Wall Street’s $88 Billion Handout
And you thought the hundreds of billions in bailout money Wall Street got during the financial crisis was bad…
At least all that bailout money was paid back. And it didn’t come right out of your pocket in the first place.
But this $88 billion is different. It’s basically a handout. And it comes right out of your retirement savings and goes right into their pockets. Oh, and it’s not going to be paid back, either.
The easiest and most popular way to save for retirement is through an employer-sponsored 401(k) plan. You can have money taken out before taxes, and your employer probably matches a certain amount of your money that goes into the plan. From that standpoint, the match you get from your employer is basically free money.
But the company that manages your 401(k) plan is basically getting a bunch of free money, too. Because you pay fees to them to “manage” your account. At a 2% annual rate, we’re talking about an $88 billion handout to these 401(k) managers.
And the thing is, you don’t really have a choice. That’s why I say it’s a handout. These 401(k) management companies charge a fee when you enter the plan, they charge you for the funds you buy, they charge you if you sell too soon, and they charge an annual management fee. And for what?
They don’t put the funds in the plan together. The funds you’re offered are probably from American Funds or Fidelity or some other big mutual fund company.
And the 401(k) company doesn’t manage those funds, either. All it does is buy the funds you want through a broker and then send you a statement every once in a while. If anyone can explain to me how that’s worth $88 billion (or more) a year, well, I’m all ears.
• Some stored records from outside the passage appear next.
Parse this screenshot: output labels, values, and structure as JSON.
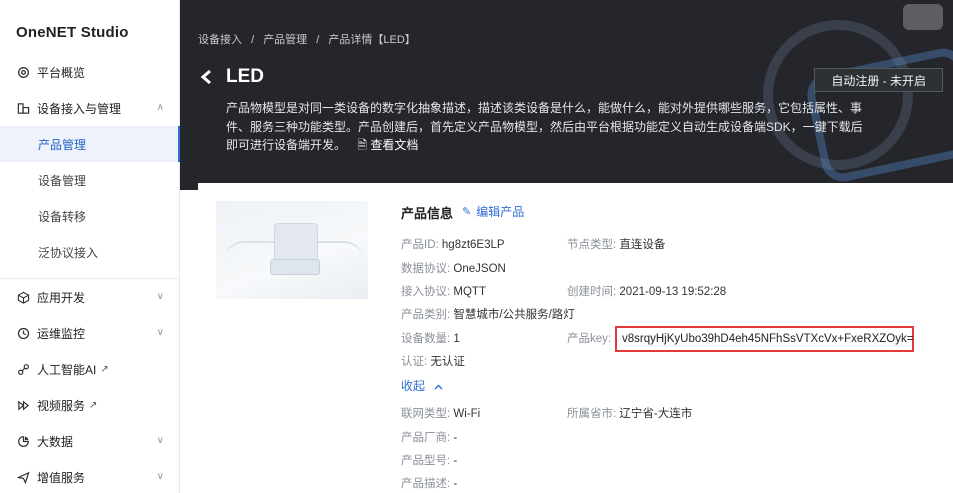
{
  "app": {
    "brand": "OneNET Studio"
  },
  "sidebar": {
    "items": [
      {
        "label": "平台概览",
        "icon": "gear-icon"
      },
      {
        "label": "设备接入与管理",
        "icon": "device-icon",
        "chevron": "∧"
      },
      {
        "label": "应用开发",
        "icon": "cube-icon",
        "chevron": "∨"
      },
      {
        "label": "运维监控",
        "icon": "clock-icon",
        "chevron": "∨"
      },
      {
        "label": "人工智能AI",
        "icon": "ai-icon",
        "ext": "↗"
      },
      {
        "label": "视频服务",
        "icon": "video-icon",
        "ext": "↗"
      },
      {
        "label": "大数据",
        "icon": "bigdata-icon",
        "chevron": "∨"
      },
      {
        "label": "增值服务",
        "icon": "send-icon",
        "chevron": "∨"
      }
    ],
    "subitems": [
      {
        "label": "产品管理",
        "active": true
      },
      {
        "label": "设备管理"
      },
      {
        "label": "设备转移"
      },
      {
        "label": "泛协议接入"
      }
    ]
  },
  "header": {
    "breadcrumb": [
      "设备接入",
      "/",
      "产品管理",
      "/",
      "产品详情【LED】"
    ],
    "title": "LED",
    "description": "产品物模型是对同一类设备的数字化抽象描述，描述该类设备是什么，能做什么，能对外提供哪些服务，它包括属性、事件、服务三种功能类型。产品创建后，首先定义产品物模型，然后由平台根据功能定义自动生成设备端SDK，一键下载后即可进行设备端开发。",
    "doc_link": "查看文档",
    "auto_register": "自动注册 - 未开启"
  },
  "product": {
    "section_title": "产品信息",
    "edit_label": "编辑产品",
    "fields": {
      "product_id": {
        "k": "产品ID:",
        "v": "hg8zt6E3LP"
      },
      "node_type": {
        "k": "节点类型:",
        "v": "直连设备"
      },
      "data_protocol": {
        "k": "数据协议:",
        "v": "OneJSON"
      },
      "access_protocol": {
        "k": "接入协议:",
        "v": "MQTT"
      },
      "created_time": {
        "k": "创建时间:",
        "v": "2021-09-13 19:52:28"
      },
      "category": {
        "k": "产品类别:",
        "v": "智慧城市/公共服务/路灯"
      },
      "device_count": {
        "k": "设备数量:",
        "v": "1"
      },
      "product_key": {
        "k": "产品key:",
        "v": "v8srqyHjKyUbo39hD4eh45NFhSsVTXcVx+FxeRXZOyk="
      },
      "auth": {
        "k": "认证:",
        "v": "无认证"
      },
      "network": {
        "k": "联网类型:",
        "v": "Wi-Fi"
      },
      "region": {
        "k": "所属省市:",
        "v": "辽宁省-大连市"
      },
      "vendor": {
        "k": "产品厂商:",
        "v": "-"
      },
      "model": {
        "k": "产品型号:",
        "v": "-"
      },
      "description": {
        "k": "产品描述:",
        "v": "-"
      }
    },
    "collapse_label": "收起"
  }
}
It’s ridiculous that they make so much money off you and your retirement savings. The 401(k) system is completely broken. Even the man who invented the 401(k) says so. “Now this monster is out of control,” Ted Benna told SmartMoney.com. “I would blow up the system and restart with something totally different.”
The Monster is Out of Control
The fact that 401(k) plans will charge you as much as 2% for a mutual fund is crazy. Especially when you can buy a Vanguard fund for a fraction of a percent. But it’s even worse than that. Sometimes a fund that your 401(k) company offers is more expensive than it should be. You could buy the very same fund through your own broker for less.
That’s just nuts. And it’s also wrong.